Among the practical suggestions for improving the mental health of the treatment staff, the following can be mentioned: increasing the number of personnel in each department, appropriate employment of personnel in different departments based on their ability and physical and mental conditions as well as regularly reviewing workload; reducing night shift hours; promoting sleep hygiene and healthy diet; increasing the amount of benefits received; encouraging regular health check-ups and screenings for physical and mental health issues; providing access to mental health resources together with support for professional development as well as fair and competitive compensation; implementing policies that provide flexibility in work hours, telecommuting options, and accommodations for mental health conditions; encouraging physical activity during work hours by providing opportunities for short breaks; offering mindfulness and stress reduction programs or workshops; creating a supportive peer network; providing opportunities for professional development and skill-building; providing a safe workplace; suggesting regular short breaks during the workday; and promoting work-life integration. Further, healthcare officials should address the requirements of hospital staff, which include supplying them with personal protection equipment, ensuring they have enough resting facilities, and meeting their emotional demands.

Conclusion
This study examined the mental health of personnel working in Sanandaj hospitals in Kurdistan province. Hospital employees had high rates of mental health issues. More than half of their general mental health has been somehow affected.
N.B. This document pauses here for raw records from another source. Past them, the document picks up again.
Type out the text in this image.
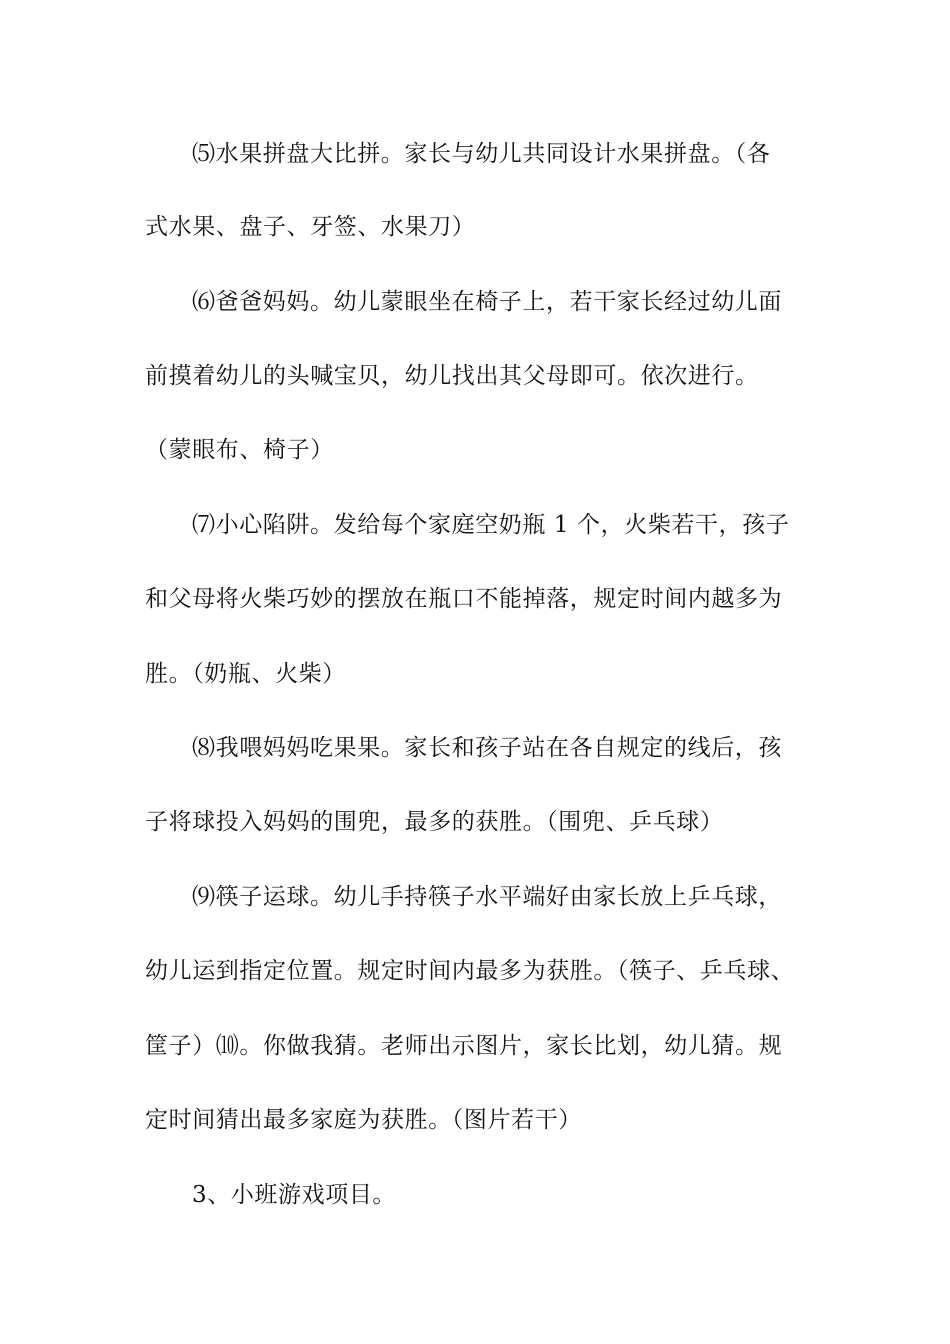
⑸水果拼盘大比拼。家长与幼儿共同设计水果拼盘。（各
式水果、盘子、牙签、水果刀）
⑹爸爸妈妈。幼儿蒙眼坐在椅子上，若干家长经过幼儿面
前摸着幼儿的头喊宝贝，幼儿找出其父母即可。依次进行。
（蒙眼布、椅子）
⑺小心陷阱。发给每个家庭空奶瓶 1 个，火柴若干，孩子
和父母将火柴巧妙的摆放在瓶口不能掉落，规定时间内越多为
胜。（奶瓶、火柴）
⑻我喂妈妈吃果果。家长和孩子站在各自规定的线后，孩
子将球投入妈妈的围兜，最多的获胜。（围兜、乒乓球）
⑼筷子运球。幼儿手持筷子水平端好由家长放上乒乓球，
幼儿运到指定位置。规定时间内最多为获胜。（筷子、乒乓球、
筐子）⑽。你做我猜。老师出示图片，家长比划，幼儿猜。规
定时间猜出最多家庭为获胜。（图片若干）
3、小班游戏项目。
According to the study results, it is very important to pay attention to the mental health of HCWs and hospital staff managing various patients.

Acknowledgments
We would like to thank all healthcare workers who take care of patients, all hospital personnel who participated in this project, and all of those who helped us implement the project.

Conflict of interest
None declared.

Funding
Kurdistan University of Medical Sciences provided financial support for conducting this research but did not participate in the study design, data collection, analysis, interpretation, report writing, or decision to submit the article for publication.

Ethical Considerations
The ethics committee at the Kurdistan University of Medical Sciences approved the current study.

Code of Ethics
The Ethics Committee of the Kurdistan University of Medical Sciences, Sanandaj, Iran, approved this study
(Code: IR.MUK.REC.1401.362).


Authors' Contributions
Mahnaz Abdi: Study concept and design, analyze and interpret data, and draft the manuscript. Azad Maroufi: Study concept and design, critical revision of the manuscript for important intellectual content. Modabber Arasteh: Acquisition of data, critical revision of the manuscript for important intellectual content. Khaled Rahmani: Analysis and interpretation of data.